Drake gave her an are-you-out-of-your-mind glower. “So that’s what this meeting is really about. That’s where you’re planning to go instead of going to the Double-Barrel.”
Dear God, Drake was prickly as a cactus. And he never hesitated to level criticism at her. Growing a thick skin to mask the hurt her children sometimes inflicted had taken almost as many
years as she had spent learning to deal with Bill Junior’s antics.
She lifted her chin. “Yes. I think I just might. He’s also planning a cruise in January. You know how much I’ve always wanted to go on a cruise and your father would never agree to it.”
“Mom, give him a break. He can’t swim. He’s afraid of large bodies of water.”
“Son, I have known Bill Lockhart Junior since I was six years old. I have never known him to be afraid of anything, not even when we were little kids. That’s just an excuse.”

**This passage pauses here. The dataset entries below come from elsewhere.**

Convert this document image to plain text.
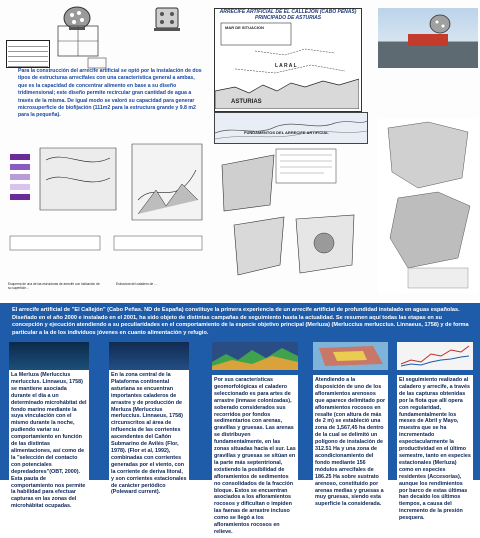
ARRECIFE ARTIFICIAL DE EL CALLEJON (CABO PEÑAS) PRINCIPADO DE ASTURIAS
MAR DE SITUACION
L A R A L
ASTURIAS
Para la construcción del arrecife artificial se optó por la instalación de dos tipos de estructuras arrecifales con una característica general a ambas, que es la capacidad de concentrar alimento en base a su diseño tridimensional; este diseño permite recircular gran cantidad de agua a través de la misma. De igual modo se valoró su capacidad para generar microsuperficie de biofijación (111m2 para la estructura grande y 9.8 m2 para la pequeña).
FUNDAMENTOS DEL ARRECIFE ARTIFICIAL
Esquema de una de las estructuras de arrecife con indicación de su superficie...
Estructura del caladero de ...
El arrecife artificial de "El Callejón" (Cabo Peñas. ND de España) constituye la primera experiencia de un arrecife artificial de profundidad instalado en aguas españolas. Diseñado en el año 2000 e instalado en el 2001, ha sido objeto de distintas campañas de seguimiento hasta la actualidad. Se resumen aquí todas las etapas en su concepción y ejecución atendiendo a su peculiaridades en el comportamiento de la especie objetivo principal (Merluza) (Merluccius merluccius. Linnaeus, 1758) y de forma particular a la de los individuos jóvenes en cuanto alimentación y refugio.
La Merluza (Merluccius merluccius. Linnaeus, 1758) se mantiene asociada durante el día a un determinado microhábitat del fondo marino mediante la suya vinculación con el mismo durante la noche, pudiendo variar su comportamiento en función de las distintas alimentaciones, así como de la "selección del contacto con potenciales depredadores"(OBT, 2000). Esta pauta de comportamiento nos permite la habilidad para efectuar capturas en las zonas del microhábitat ocupadas.
En la zona central de la Plataforma continental asturiana se encuentran importantes caladeros de arrastre y de producción de Merluza (Merluccius merluccius. Linnaeus, 1758) circunscritos al área de influencia de las corrientes ascendentes del Cañón Submarino de Avilés (Flor, 1978). (Flor et al, 1992), combinadas con corrientes generadas por el viento, con la corriente de deriva litoral, y son corrientes estacionales de carácter periódico (Poleward current).
Por sus características geomorfológicas el caladero seleccionado es para artes de arrastre (inmase colonizadas), soberado considerados sus recorridos por fondos sedimentarios con arenas, gravillas y gruesas. Las arenas se distribuyen fundamentalmente, en las zonas situadas hacia el sur. Las gravillas y gruesas se sitúan en la parte más septentrional, existiendo la posibilidad de afloramientos de sedimentos no consolidados de la fracción bloque. Estos se encuentran asociados a los afloramientos rocosos y dificultan o impiden las faenas de arrastre incluso como se llegó a los afloramientos rocosos en relieve.
Atendiendo a la disposición de uno de los afloramientos arenosos que aparece delimitado por afloramientos rocosos en resalte (con altura de más de 2 m) se estableció una zona de 1,567,45 ha dentro de la cual se delimitó un polígono de instalación de 312.51 Ha y una zona de acondicionamiento del fondo mediante 156 módulos arrecifales de 186.25 Ha sobre sustrato arenoso, constituido por arenas medias y gruesas a muy gruesas, siendo esta superficie la considerada.
El seguimiento realizado al caladero y arrecife, a través de las capturas obtenidas por la flota que allí opera con regularidad, fundamentalmente los meses de Abril y Mayo, muestra que se ha incrementado espectacularmente la productividad en el último semestre, tanto en especies estacionales (Merluza) como en especies residentes (Accesorias), aunque los rendimientos por barco de estas últimas han decaído los últimos tiempos, a causa del incremento de la presión pesquera.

“Jee-sus Christ.” Drake set down his coffee cup with a
clack.
“I know he’s got his flaws, but—”
“Son, I do not appreciate your tone. Why can’t you understand? Life’s too short to let myself be continually humiliated by your father.”
“Mom, forgodsake.” Scowling, Drake shook his head. “What do you expect him to do? You moved out. You two are separated. You’re up here in Fort Worth flitting around like a damn debutant and he’s alone down there in that nothing town that’s turning into more of nothing every day. He gets lonesome. He wants companionship just like everyone else.”
Indeed she had shed uncountable tears, most of them unseen by the outside world, while living as William Drake Lockhart, Jr.’s wife for more than thirty years.
Drake reached across the table and picked up her left hand on which she still wore two multi-carat diamond rings Bill Junior had given her. A diamond tennis bracelet, a gift from him many Christmases ago, glinted in the bright café lights. “You also
endured
a pretty damn nice life.”
She yanked her hand away from his and made sure her right hand on which she wore another large diamond ring remained in her lap.
Drake returned to his breakfast. “You lived like a queen, Mom. You still do. He never kept you from doing anything. Nor did he fail to give you everything he could afford.”
She set her jaw and turned her head toward the next table, not enjoying being reminded of the tradeoffs she had made. But she couldn’t shut out her son’s words.
“Has it occurred to you, Mother, that he could divorce you for bailing like you did? If that happened, I guess ol’ Barron would have to pick up your expenses, which Pic tells me are considerable these days.”
Betty flinched inside. Drake’s frankness cut like a knife, but she would not let it show. She would not be one of those whining mothers. She would never allow her children to see her as anything other than a strong, independent woman. Never mind that all she really wanted was to have a normal family life and receive as much affection from her offspring as she had for them.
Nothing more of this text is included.